Trump's latest tariff threat is straight from his first-term playbook
Published in News & Features
WASHINGTON — If President-elect Donald Trump’s first-term playbook is any guide, his latest threat to slap tariffs on major U.S. trading partners is the start of negotiations rather than the end.
In a gambit familiar to adversaries and allies alike, Trump said in a social media post Monday evening he would slap 25% tariffs on imports from Mexico and Canada and additional 10% duties on China, unless they clamp down on migrants and illegal drugs coming to the U.S. Those three countries account for about 40% of all U.S. trade.

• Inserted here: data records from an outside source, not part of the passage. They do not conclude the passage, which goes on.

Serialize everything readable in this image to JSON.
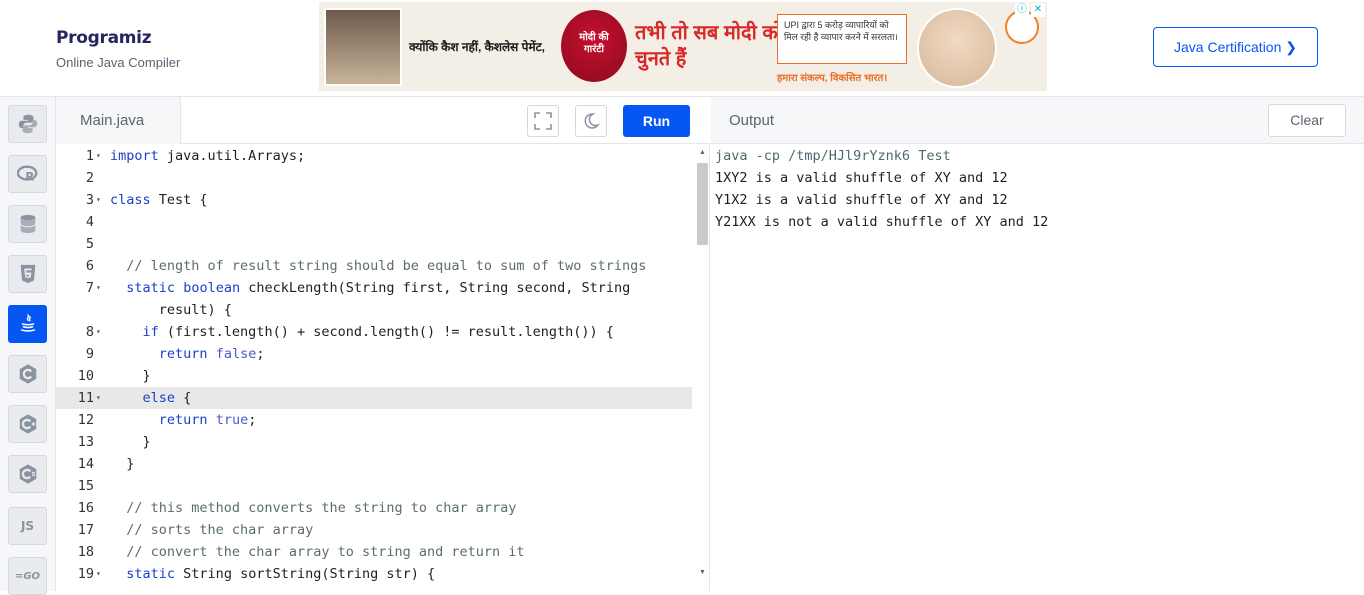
{
  "header": {
    "logo_text": "Programiz",
    "logo_subtitle": "Online Java Compiler",
    "cert_button": "Java Certification ❯"
  },
  "ad": {
    "text1": "क्योंकि कैश नहीं, कैशलेस पेमेंट,",
    "seal": "मोदी की गारंटी",
    "headline": "तभी तो सब मोदी को चुनते हैं",
    "box": "UPI द्वारा 5 करोड़ व्यापारियों को मिल रही है व्यापार करने में सरलता।",
    "tag": "हमारा संकल्प, विकसित भारत।",
    "info_icon": "ⓘ",
    "close_icon": "✕"
  },
  "sidebar": {
    "items": [
      {
        "name": "python",
        "icon": "python-icon"
      },
      {
        "name": "r",
        "icon": "r-icon"
      },
      {
        "name": "sql",
        "icon": "database-icon"
      },
      {
        "name": "html",
        "icon": "html5-icon"
      },
      {
        "name": "java",
        "icon": "java-icon",
        "active": true
      },
      {
        "name": "c",
        "icon": "c-icon"
      },
      {
        "name": "cpp",
        "icon": "cpp-icon"
      },
      {
        "name": "csharp",
        "icon": "csharp-icon"
      },
      {
        "name": "js",
        "label": "JS"
      },
      {
        "name": "go",
        "label": "=GO"
      }
    ]
  },
  "editor": {
    "file_tab": "Main.java",
    "run_label": "Run",
    "lines": [
      {
        "n": "1",
        "fold": true,
        "html": "<span class='kw'>import</span> java.util.Arrays;"
      },
      {
        "n": "2",
        "html": ""
      },
      {
        "n": "3",
        "fold": true,
        "html": "<span class='kw'>class</span> Test {"
      },
      {
        "n": "4",
        "html": ""
      },
      {
        "n": "5",
        "html": ""
      },
      {
        "n": "6",
        "html": "  <span class='cm'>// length of result string should be equal to sum of two strings</span>"
      },
      {
        "n": "7",
        "fold": true,
        "html": "  <span class='kw'>static</span> <span class='kw'>boolean</span> checkLength(String first, String second, String"
      },
      {
        "n": "",
        "html": "      result) {"
      },
      {
        "n": "8",
        "fold": true,
        "html": "    <span class='kw'>if</span> (first.length() + second.length() != result.length()) {"
      },
      {
        "n": "9",
        "html": "      <span class='kw'>return</span> <span class='lit'>false</span>;"
      },
      {
        "n": "10",
        "html": "    }"
      },
      {
        "n": "11",
        "fold": true,
        "active": true,
        "html": "    <span class='kw'>else</span> {"
      },
      {
        "n": "12",
        "html": "      <span class='kw'>return</span> <span class='lit'>true</span>;"
      },
      {
        "n": "13",
        "html": "    }"
      },
      {
        "n": "14",
        "html": "  }"
      },
      {
        "n": "15",
        "html": ""
      },
      {
        "n": "16",
        "html": "  <span class='cm'>// this method converts the string to char array</span>"
      },
      {
        "n": "17",
        "html": "  <span class='cm'>// sorts the char array</span>"
      },
      {
        "n": "18",
        "html": "  <span class='cm'>// convert the char array to string and return it</span>"
      },
      {
        "n": "19",
        "fold": true,
        "html": "  <span class='kw'>static</span> String sortString(String str) {"
      }
    ]
  },
  "output": {
    "title": "Output",
    "clear_label": "Clear",
    "lines": [
      {
        "text": "java -cp /tmp/HJl9rYznk6 Test",
        "cmd": true
      },
      {
        "text": "1XY2 is a valid shuffle of XY and 12"
      },
      {
        "text": "Y1X2 is a valid shuffle of XY and 12"
      },
      {
        "text": "Y21XX is not a valid shuffle of XY and 12"
      }
    ]
  }
}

It all had a familiar feel to a flurry of threats in his first term. In May 2019, Trump announced on social media that he’d impose a 5% tariff on Mexico within 10 days, and gradually increase it, unless the country stopped migrants from reaching the U.S. southern border. Mexico complied and the tariff was never imposed.
“I’m feeling a lot of deja vu,” said Juan Carlos Baker, who helped Mexico negotiate the current trade deal with U.S. and Canada.
Trade partners during Trump’s first term “did learn something, and that experience comes in handy,” Baker said. “But I would warn against supposing that just because we have Trump 1.0, we know exactly what is happening and how to deal with it.”
One challenge this time is that Trump won’t take office for almost two more months. How far he’s willing to go, including damaging his own economy, is another big unknown.
Trump’s threats to withdraw from the North American Free Trade Agreement led to its replacement, the U.S.-Mexico-Canada Agreement. And those duties threatened on Mexico if it didn’t use its national guard to stop migrants came as that new deal was being sealed.
He also hit China with a raft of tariffs, which were ratcheted back after a deal with President Xi Jinping’s government. He imposed levies on steel and aluminum from around the world, including from America’s biggest trade partner, the European Union.
“Making these announcements two months before you’re in power is certainly signaling that you’re ready to begin negotiating,” Daniel Tannebaum, a partner at consulting firm Oliver Wyman, said on Bloomberg Surveillance Radio on Tuesday. “We’ll have to see what the new administration team actually does as they get on board.”
Two big things will be different in the new term.
First, Trump is more familiar with the levers of power. This time around, he plans to use the International Emergency Economic Powers Act to quickly impose tariffs by declaring a national emergency, the same law he used to get funding from a reluctant Congress for parts of his “border wall” in 2019, according to people familiar with the plans, who asked not to be identified discussing private deliberations.
His first tariffs, by comparison, took about a year to impose as necessary investigations crept through America’s trade bureaucracy.
“The tempo of this will be fast,” said Dan Ujczo, a senior counsel at law firm Thompson Hine in Columbus, Ohio, who has worked on North America and China trade issues. The tariffs announced on Monday night are “tactical and transactional,” he said, “designed to achieve targeted results.”
Second, gone are some of the market-friendly, impulse-restraining officials from the first administration like Steven Mnuchin, his treasury secretary, or Gary Cohn, the former Goldman Sachs Group Inc. executive who reigned in Trump when he threatened to withdraw from Nafta, or even Rex Tillerson, the former Exxon Mobil Corp. chief who was his first secretary of state.
Among most of the other recently announced nominees for this cabinet, the most important trait appears to be loyalty to Trump and his establishment-bashing approach.
One major exception may be Scott Bessent, his pick to the lead the Treasury Department. The hedge fund manager has called for a gradual approach to trade restrictions and has appeared open to negotiating the exact size of tariffs.
America’s neighbors were quick to respond to Monday’s threat. Canadian Prime Minister Justin Trudeau called Trump to discuss border security and trade, according to a government official with knowledge of the matter.
Mexican President Claudia Sheinbaum called for collaboration, but also hinted that her country would retaliate. That’s because tariffs would be a violation of the USMCA, leaving Mexico and Canada only to hit back with tariffs of their own.
Trump’s impact on trade with China has endured. At one point he raised tariffs on practically all of the $500 billion-plus annual goods imports, showing a willingness to accept a cost on American consumers, who most economists estimate ultimately pay for the tariffs.
Those duties were lowered as part of a 2020 trade deal with Beijing, when it promised to buy more American goods and stop intellectual property theft. The levies on about $300 billion of goods that Trump left in place were sustained by President Joe Biden, who even raised some of them earlier this year, a testament to the staying-power of some Trump decisions.
Jan Hatzius, chief economist at Goldman Sachs, said that it’s important not to conflate Trump’s tariff threat with the larger 60% tariffs on China and 10%-20% on the rest of the world that he promised on the campaign trail to rebalance trade toward the U.S. In other words, this may be just the beginning.